Depreciation expense for Years 1 to 4 is $17,750 x 4 years $71,000.
The unit-of-production method is used when the asset value closely relates to the units of output it is able to produce. It is expressed with the formula below:
(Original Cost - Salvage value) / Estimated production capacity x Units/year
At Year 1, depreciation expense (DE) is: ($80,000 - $9,000) / 710,000 units x 213,000 units = $21,300
At Year 2, DE = $71,000 / 710,000 units x 156,200 units = $15,620
At Year 3, DE = $71,000 / 710,000 units x 195,250 units = $19,525
At Year 4, DE = $71,000 / 710,000 units x 145,550 units = $14,555
Note that this depreciation method results in higher depreciation charge when the asset is heavily used, at this time, it was in Year 1, followed by Year 2. Â
Depreciation expense for Years 1 to 4, under this method, is $71,000 (addition of all the yearly depreciation).

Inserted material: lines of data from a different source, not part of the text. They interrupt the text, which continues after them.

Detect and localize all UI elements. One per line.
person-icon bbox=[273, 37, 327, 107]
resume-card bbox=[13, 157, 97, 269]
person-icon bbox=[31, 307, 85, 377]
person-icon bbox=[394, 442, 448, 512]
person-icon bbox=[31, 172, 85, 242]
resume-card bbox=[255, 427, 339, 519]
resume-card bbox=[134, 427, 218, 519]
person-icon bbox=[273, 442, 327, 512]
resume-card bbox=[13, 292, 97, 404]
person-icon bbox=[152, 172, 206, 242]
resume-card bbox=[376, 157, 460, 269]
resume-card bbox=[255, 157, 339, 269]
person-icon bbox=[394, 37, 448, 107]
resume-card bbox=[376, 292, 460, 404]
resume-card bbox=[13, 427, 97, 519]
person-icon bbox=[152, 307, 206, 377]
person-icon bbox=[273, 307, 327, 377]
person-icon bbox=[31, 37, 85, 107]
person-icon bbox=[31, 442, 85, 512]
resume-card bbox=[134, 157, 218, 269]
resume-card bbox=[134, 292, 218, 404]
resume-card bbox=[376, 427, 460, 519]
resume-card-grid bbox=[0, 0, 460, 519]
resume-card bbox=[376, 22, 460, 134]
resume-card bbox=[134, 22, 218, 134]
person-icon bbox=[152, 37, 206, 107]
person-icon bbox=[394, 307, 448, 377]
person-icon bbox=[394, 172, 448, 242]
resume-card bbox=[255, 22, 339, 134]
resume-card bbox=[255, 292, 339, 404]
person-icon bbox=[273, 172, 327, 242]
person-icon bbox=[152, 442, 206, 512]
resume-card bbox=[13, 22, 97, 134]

The double-declining method is otherwise known as the reducing balance method and is given by the formula below:
Double declining method = 2 X SLDP X BV
SLDP = straight-line depreciation percentage
BV = Book value
SLDP is 100%/4years = 25%, then 25% multiplied by 2 to give 50%
At Year 1, 50% X $80,000 = $40,000
At Year 2, 50% X $40,000 ($80,000 - $40,000) = $20,000
At Year 3, 50% X $20,000 ($40,000 - $20,000) = $10,000
At Year 4, 50% X $10,000 ($20,000 - $10,000) = $5,000 (the depreciation expense would stop at this stage since the amount falls below the residual value).
Depreciation expense for Years 1 to 4, under this method, is $75,000 (addition of all the yearly depreciation).